On 27 Mar 2017, at 21:41, Evan Hunt wrote:

On Mon, Mar 27, 2017 at 12:45:04PM -0700, Paul Vixie wrote:
also, a validator that outputs "secure" based on MD5 inputs is making a
promise it can't keep.

MD5 is known to be breakable

Please: let's be careful with our wording here.

There are widely-understood and widely-implemented attacks on MD5's collision resistance, reducing it from the design-level of 2^64 to somewhere around 2^30. In other words, it is trivial to create messages that have MD5 collisions.

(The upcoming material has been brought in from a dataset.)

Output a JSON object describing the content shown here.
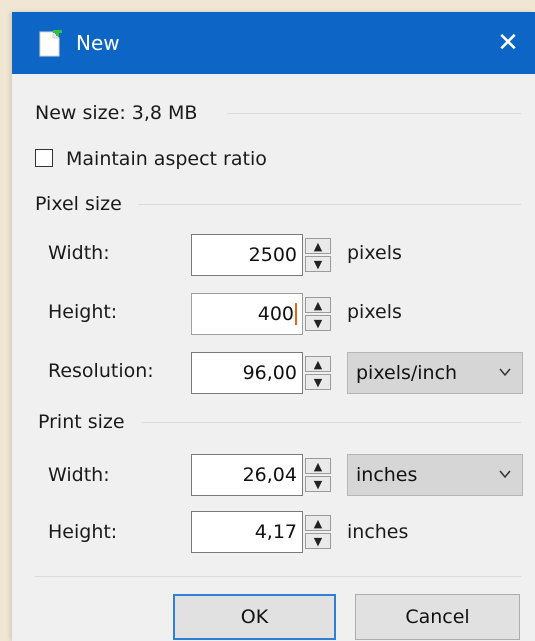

To date, there have been no public papers showing any preimage attacks on MD5 reducing its design-level of 2^128. There may be privately-known attacks, of course, just as there might be for any cryptographic algorithm. A researcher who shows a preimage attack on MD5 would get huge recognition within the cryptographic community, so there is a strong motivation to try. So far, none has been forthcoming.

To date, no one has publicly described how a collision attack would help an attacker in DNSSEC. Such an attack would be *very* interesting to this community. If you know of such an attack, please say so here or in a cryptographic forum.

It has been over a decade since the collision-based attack on PKIX certificates was described, but since then none has been described for DNSSEC. In specific, because we now know that collision attacks on SHA1 are feasible and will probably get better over time, this community should understand how such an attack could affect us.